Pour raconter, il faut rencontrer. Pour mieux rapporter les événements et leurs acteurs, il est impératif d’y aller. Faire parler les gens et (bien) les écouter permet de repérer les plus bavards, les plus truculents, les plus importants, mais aussi les discrets et les silencieux, parfois bien plus éloquents. Un bon reportage s’incarne dans des personnages forts et s’exprime dans des paroles lourdes de sens.
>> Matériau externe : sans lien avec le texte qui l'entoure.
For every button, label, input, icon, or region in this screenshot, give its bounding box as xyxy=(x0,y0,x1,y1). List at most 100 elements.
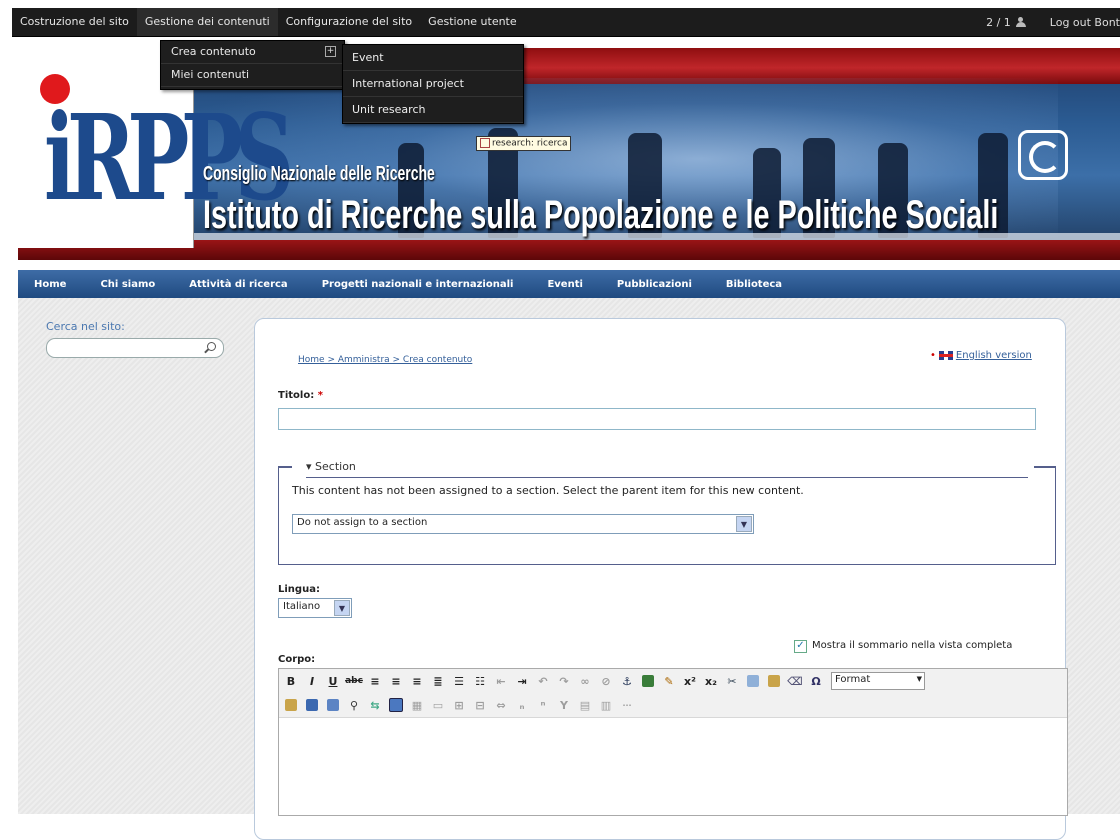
flash-icon[interactable]: ▥ xyxy=(597,696,615,714)
editor-toolbar-row-1: B I U abc ≡ ≡ ≡ ≣ ☰ ☷ ⇤ ⇥ ↶ ↷ ∞ ⊘ ⚓ ✎ x²… xyxy=(279,669,1067,694)
admin-menu-costruzione[interactable]: Costruzione del sito xyxy=(12,8,137,36)
anchor-icon[interactable]: ⚓ xyxy=(618,672,636,690)
institute-title: Istituto di Ricerche sulla Popolazione e… xyxy=(203,193,999,237)
required-mark: * xyxy=(317,390,323,401)
sup-icon[interactable]: ⁿ xyxy=(534,696,552,714)
fieldset-border xyxy=(1034,466,1055,468)
nav-progetti[interactable]: Progetti nazionali e internazionali xyxy=(322,279,514,290)
select-all-icon[interactable] xyxy=(324,696,342,714)
logout-link[interactable]: Log out Bont xyxy=(1050,16,1120,29)
superscript-icon[interactable]: x² xyxy=(681,672,699,690)
legend-underline xyxy=(306,477,1028,478)
replace-icon[interactable]: ⇆ xyxy=(366,696,384,714)
title-label-text: Titolo: xyxy=(278,390,315,401)
org-title: Consiglio Nazionale delle Ricerche xyxy=(203,163,435,185)
summary-checkbox-label: Mostra il sommario nella vista completa xyxy=(812,640,1013,651)
cut-icon[interactable]: ✂ xyxy=(723,672,741,690)
bullet-icon: • xyxy=(930,350,936,361)
content-dropdown: Crea contenuto + Miei contenuti xyxy=(160,40,345,90)
subscript-icon[interactable]: x₂ xyxy=(702,672,720,690)
nav-chi-siamo[interactable]: Chi siamo xyxy=(100,279,155,290)
justify-icon[interactable]: ≣ xyxy=(429,672,447,690)
language-select[interactable]: Italiano ▼ xyxy=(278,598,352,618)
special-icon[interactable]: Y xyxy=(555,696,573,714)
sub-icon[interactable]: ₙ xyxy=(513,696,531,714)
align-center-icon[interactable]: ≡ xyxy=(387,672,405,690)
rich-text-editor: B I U abc ≡ ≡ ≡ ≣ ☰ ☷ ⇤ ⇥ ↶ ↷ ∞ ⊘ ⚓ ✎ x²… xyxy=(278,668,1068,816)
nav-biblioteca[interactable]: Biblioteca xyxy=(726,279,782,290)
paste-word-icon[interactable] xyxy=(303,696,321,714)
eraser-icon[interactable]: ⌫ xyxy=(786,672,804,690)
align-right-icon[interactable]: ≡ xyxy=(408,672,426,690)
format-select[interactable]: Format ▼ xyxy=(831,672,925,690)
body-label: Corpo: xyxy=(278,654,316,665)
search-icon[interactable] xyxy=(207,342,216,351)
copy-icon[interactable] xyxy=(744,672,762,690)
section-legend[interactable]: ▾ Section xyxy=(306,460,356,473)
online-users[interactable]: 2 / 1 xyxy=(986,16,1028,29)
section-select[interactable]: Do not assign to a section ▼ xyxy=(292,514,754,534)
image-icon[interactable] xyxy=(639,672,657,690)
hr-icon[interactable]: ▭ xyxy=(429,696,447,714)
numbered-list-icon[interactable]: ☷ xyxy=(471,672,489,690)
align-left-icon[interactable]: ≡ xyxy=(366,672,384,690)
language-label: Lingua: xyxy=(278,584,320,595)
admin-menu: Costruzione del sito Gestione dei conten… xyxy=(12,8,525,36)
editor-toolbar-row-2: ⚲ ⇆ ▦ ▭ ⊞ ⊟ ⇔ ₙ ⁿ Y ▤ ▥ ··· xyxy=(279,693,1067,718)
english-version[interactable]: • English version xyxy=(930,350,1032,361)
undo-icon[interactable]: ↶ xyxy=(534,672,552,690)
format-select-value: Format xyxy=(835,674,871,685)
admin-menu-configurazione[interactable]: Configurazione del sito xyxy=(278,8,420,36)
admin-right: 2 / 1 Log out Bont xyxy=(986,8,1120,36)
admin-toolbar: Costruzione del sito Gestione dei conten… xyxy=(0,0,1120,40)
more-icon[interactable]: ··· xyxy=(618,696,636,714)
main-nav: Home Chi siamo Attività di ricerca Proge… xyxy=(18,270,1120,298)
find-icon[interactable]: ⚲ xyxy=(345,696,363,714)
unlink-icon[interactable]: ⊘ xyxy=(597,672,615,690)
menu-item-international-project[interactable]: International project xyxy=(343,71,523,97)
title-input[interactable] xyxy=(278,408,1036,430)
col-insert-icon[interactable]: ⊟ xyxy=(471,696,489,714)
breadcrumb[interactable]: Home > Amministra > Crea contenuto xyxy=(298,355,472,365)
section-select-value: Do not assign to a section xyxy=(297,517,428,528)
underline-icon[interactable]: U xyxy=(324,672,342,690)
chevron-down-icon: ▼ xyxy=(916,675,922,683)
menu-item-miei-contenuti[interactable]: Miei contenuti xyxy=(161,64,344,87)
indent-icon[interactable]: ⇥ xyxy=(513,672,531,690)
paste-icon[interactable] xyxy=(765,672,783,690)
menu-item-crea-contenuto[interactable]: Crea contenuto + xyxy=(161,41,344,64)
merge-icon[interactable]: ⇔ xyxy=(492,696,510,714)
menu-item-unit-research[interactable]: Unit research xyxy=(343,97,523,123)
outdent-icon[interactable]: ⇤ xyxy=(492,672,510,690)
chevron-down-icon: ▼ xyxy=(736,516,752,532)
italic-icon[interactable]: I xyxy=(303,672,321,690)
english-version-link[interactable]: English version xyxy=(956,350,1032,361)
section-description: This content has not been assigned to a … xyxy=(292,484,804,497)
admin-menu-gestione-contenuti[interactable]: Gestione dei contenuti xyxy=(136,8,278,36)
summary-checkbox[interactable]: ✓ xyxy=(794,640,807,653)
menu-item-crea-contenuto-label: Crea contenuto xyxy=(171,45,256,58)
users-icon xyxy=(1015,17,1028,27)
redo-icon[interactable]: ↷ xyxy=(555,672,573,690)
nav-attivita-ricerca[interactable]: Attività di ricerca xyxy=(189,279,287,290)
media-icon[interactable]: ▤ xyxy=(576,696,594,714)
admin-menu-gestione-utente[interactable]: Gestione utente xyxy=(420,8,524,36)
bulleted-list-icon[interactable]: ☰ xyxy=(450,672,468,690)
strike-icon[interactable]: abc xyxy=(345,672,363,690)
paste-text-icon[interactable] xyxy=(282,696,300,714)
link-icon[interactable]: ∞ xyxy=(576,672,594,690)
omega-icon[interactable]: Ω xyxy=(807,672,825,690)
menu-item-event[interactable]: Event xyxy=(343,45,523,71)
search-input[interactable] xyxy=(46,338,224,358)
nav-eventi[interactable]: Eventi xyxy=(547,279,582,290)
tooltip-text: research: ricerca xyxy=(492,138,568,149)
nav-pubblicazioni[interactable]: Pubblicazioni xyxy=(617,279,692,290)
editor-body-area[interactable] xyxy=(279,719,1067,815)
nav-home[interactable]: Home xyxy=(34,279,66,290)
table-icon[interactable]: ▦ xyxy=(408,696,426,714)
source-icon[interactable] xyxy=(387,696,405,714)
row-insert-icon[interactable]: ⊞ xyxy=(450,696,468,714)
language-select-value: Italiano xyxy=(283,601,321,612)
bold-icon[interactable]: B xyxy=(282,672,300,690)
cleanup-icon[interactable]: ✎ xyxy=(660,672,678,690)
Chaque rencontre, chaque conversation, chaque entretiendonne lieu à une minutieuse prise de notes (et/ou d’un enregistrement, avec l’accord de mes interlocuteurs). Chaque interlocuteur doit être clairement identifié et identifiable au moment de la rédaction : nom, prénom, âge, profession ou titre, mais aussi couleur des yeux et chevelure, traits physiques caractéristiques, attitude générale…


Des bruits, des couleurs, des odeurs

Le reportage donne à voir, entendre et ressentir au lecteur ce que le journaliste a lui-même vu, entendu et ressenti. Tous les sens doivent donc être placés en alerte. Il s’agit de mémoriser les données sensorielles pertinentes au moment de la rédaction. Bruits, cris d’enfants ou chants d’oiseaux, couleurs et nuances, odeurs et parfums, températures intérieure ou extérieure, confèrent du relief au récit et donnent au lecteur l’impression d’y être.

Reporter, c’est raconter les gens, la vie des gens, mais aussi le cadre de vie des gens. Il est essentiel de prendre en note tous les détails nécessaires pour les décrire avec justesse au moment de la rédaction : éléments géographiques, architecturaux, métérologiques…


Un fil conducteur

Un (bon) reportage repose sur un fil conducteur solide, tendu entre une accroche («Passée la taille minutieuse des légumes, dresser une macédoine peut paraître simple.») et une (bonne) chute, parfois en regard (« Rien ne se perd, tout se transforme, comme les légumes en macédoine.»).